APIs that exist in main and have tests, but haven't been exercised in production and may evolve based on real-world usage:

  • Forum with transcriptCaptain — captain receives the full ForumTranscript<IN> (all participant outputs) instead of only the original input (#639). Useful for synthesis patterns; semantics may sharpen with usage.
  • Branch on sealed hierarchiesBranchRoute sealed type with onNull / onElse markers and construction-time completeness validation (#640). Stable surface, limited real-world coverage.

What's Not Shipped

The release is intentionally explicit about what the framework does not enforce yet.

Security Model

What the framework enforces today:

Boundary Enforcement Established by
Tool authorization Runtime per-skill allowlist; unknown calls rejected — prompt is descriptive only #630
Tool policy declarations ToolPolicy captures declared risk and filesystem/network/environment scope for review and audit #1915
Dynamic policy onBefore* interceptors can deny, mutate, or substitute before skills, turns, and allowed tool calls run #1907
Tool name typos Fail-fast at agent construction #631
Reserved memory names memory_read / memory_write / memory_search cannot be shadowed by user tools #659
Agent contract Skills, tools, memory, model, budget, prompt frozen after agent { } returns #697, #708
Typed args additionalProperties: false; sealed type discriminator must match constructed variant #661, #699
Repaired args Re-validated through the typed schema before reaching the executor #658
Tool output trust Tool results wrapped in untrusted envelope so the model can't forge framework messages #642
Provider errors Surface as LlmProviderException — never confused with model output #702
Budget caps maxTurns, maxToolCalls, maxDuration, perToolTimeout, maxTokens, maxConsecutiveSameTool (perToolTimeout covers regular tools via worker interrupt and session-aware tools via coroutine cancellation; token cap cumulative across turns when provider reports usage; maxConsecutiveSameTool catches retry loops on a broken tool) #637, #963, #969, #1903

What the framework does not enforce — your responsibility:

  • Built-in prompt-injection classifier — wire your chosen classifier through onBeforeTurn; the framework provides the hook, not the detector.
  • Sandboxing of tool executors — tool code runs in-process with full JVM permissions.
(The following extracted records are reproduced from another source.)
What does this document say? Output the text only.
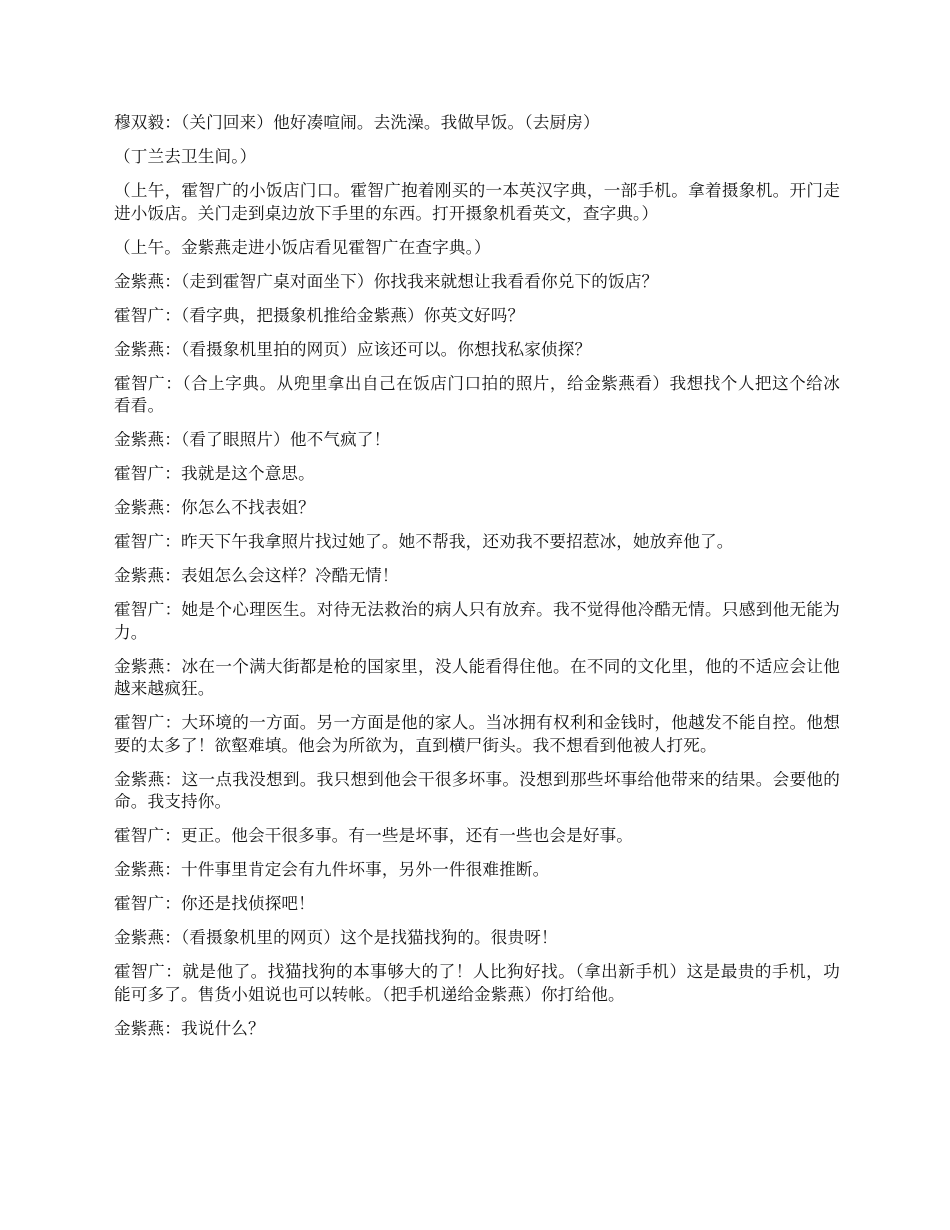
穆双毅：（关门回来）他好凑喧闹。去洗澡。我做早饭。（去厨房）

（丁兰去卫生间。）

（上午，霍智广的小饭店门口。霍智广抱着刚买的一本英汉字典，一部手机。拿着摄象机。开门走进小饭店。关门走到桌边放下手里的东西。打开摄象机看英文，查字典。）

（上午。金紫燕走进小饭店看见霍智广在查字典。）

金紫燕：（走到霍智广桌对面坐下）你找我来就想让我看看你兑下的饭店？

霍智广：（看字典，把摄象机推给金紫燕）你英文好吗？

金紫燕：（看摄象机里拍的网页）应该还可以。你想找私家侦探？

霍智广：（合上字典。从兜里拿出自己在饭店门口拍的照片，给金紫燕看）我想找个人把这个给冰看看。

金紫燕：（看了眼照片）他不气疯了！

霍智广：我就是这个意思。

金紫燕：你怎么不找表姐？

霍智广：昨天下午我拿照片找过她了。她不帮我，还劝我不要招惹冰，她放弃他了。

金紫燕：表姐怎么会这样？冷酷无情！

霍智广：她是个心理医生。对待无法救治的病人只有放弃。我不觉得他冷酷无情。只感到他无能为力。

金紫燕：冰在一个满大街都是枪的国家里，没人能看得住他。在不同的文化里，他的不适应会让他越来越疯狂。

霍智广：大环境的一方面。另一方面是他的家人。当冰拥有权利和金钱时，他越发不能自控。他想要的太多了！欲壑难填。他会为所欲为，直到横尸街头。我不想看到他被人打死。

金紫燕：这一点我没想到。我只想到他会干很多坏事。没想到那些坏事给他带来的结果。会要他的命。我支持你。

霍智广：更正。他会干很多事。有一些是坏事，还有一些也会是好事。

金紫燕：十件事里肯定会有九件坏事，另外一件很难推断。

霍智广：你还是找侦探吧！

金紫燕：（看摄象机里的网页）这个是找猫找狗的。很贵呀！

霍智广：就是他了。找猫找狗的本事够大的了！人比狗好找。（拿出新手机）这是最贵的手机，功能可多了。售货小姐说也可以转帐。（把手机递给金紫燕）你打给他。

金紫燕：我说什么？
ToolPolicy declares intended scope for review/audit, but sandbox at the OS / container layer if the tools execute untrusted plans.
  • Resource limits beyond budgets — no automatic memory, file-descriptor, or network quotas.
  • MCP request rate limitsMcpServer authenticates and filters tools, but per-client throttling still belongs in your gateway for now.

Known Limitations

  • Four LLM providers shipped — Ollama, Anthropic, OpenAI, and DeepSeek. Google (Gemini) adapter is Phase 2; the injectable ModelClient covers test stubs and your own adapters in the meantime.
  • Synchronous agentic looprunBlocking inside the loop until the suspend refactor lands (#638). Calling agents from existing coroutine scopes works but doesn't propagate cancellation cleanly.
  • No built-in MCP rate limiter — use McpServer auth/policy plus a gateway for throttling. Agent/runtime audit events have a first-party JSONL exporter in :agents-kt-observability.
  • Streaming runtime (shipped — v0.5.0). agent.session(input): AgentSession<OUT> exposes events: Flow<AgentEvent<OUT>> — bracket events (SkillStarted / SkillCompleted / Completed<OUT> / Failed) plus mid-loop Token / ToolCallStarted / ToolCallArgumentsDelta / ToolCallFinished events as the agentic loop runs. All events carry requestId, sessionId, and manifestHash for audit correlation (#1913). Ollama, Anthropic, OpenAI, and DeepSeek stream at the wire (DeepSeek via the OpenAI-compatible SSE path); live integration tests measure 19 / 2 / 19 chunks for the original three native adapters. SkillCompleted.tokensUsed and Completed.tokensUsed carry cumulative TokenUsage across all turns. The underlying LlmChunk sealed type + ModelClient.chatStream(messages): Flow<LlmChunk> foundation (#1722) is what custom adapters plug into. See docs/streaming.md for the full API + the v0.5.0 streaming premortem for design rationale.
    • Partial cancellation today. Flow collection cancels promptly, and perToolTimeout now applies to both regular and session-aware tool calls. Synchronous skill bodies and blocking HTTP reads still are not fully coroutine-cancellable mid-call; the remaining adapter migration is the sendAsync/suspend-refactor track.
    • Leaf-agent sessions only. Composition operators (Pipeline / Branch / wrap / Swarm) don't yet flow inner events through their own session(...) surfaces — known gap, see #1745 follow-ups.
  • No native binary — JVM-only (≥ JDK 21). GraalVM and jlink bundles are Phase 2 priorities.
  • No A2A protocol yet — agent-to-agent over network (Phase 2 / 3).
  • Inline-tool-call fallback model variance — small Ollama models (e.g. gemma3:4b) reliably emit single tool calls via the inline format but may produce thin final-turn text after multi-step tool sequences. For multi-step reasoning, a tool-native model (gpt-oss:20b-cloud and similar) is the better fit.
  • No tool sandboxing — tool executors run in-process with full JVM privileges. grants { } controls which tools an agent can call, not what they can do once invoked. Sandboxed execution (ProcessSandbox / WasmSandbox / DockerSandbox opt-in backends) is on the Phase 3 roadmap.
  • Text-only I/O todayLlmMessage.content: String carries text. Image input (vision-capable adapters: Anthropic, OpenAI, Ollama, Gemini) and audio input land in Phase 2 alongside an LlmContent sealed-block evolution of the message model. Image generation (ImageModelClient: DALL-E, Imagen, Stability) and text-to-speech (TTSModelClient: OpenAI TTS, ElevenLabs, Google) are Phase 3.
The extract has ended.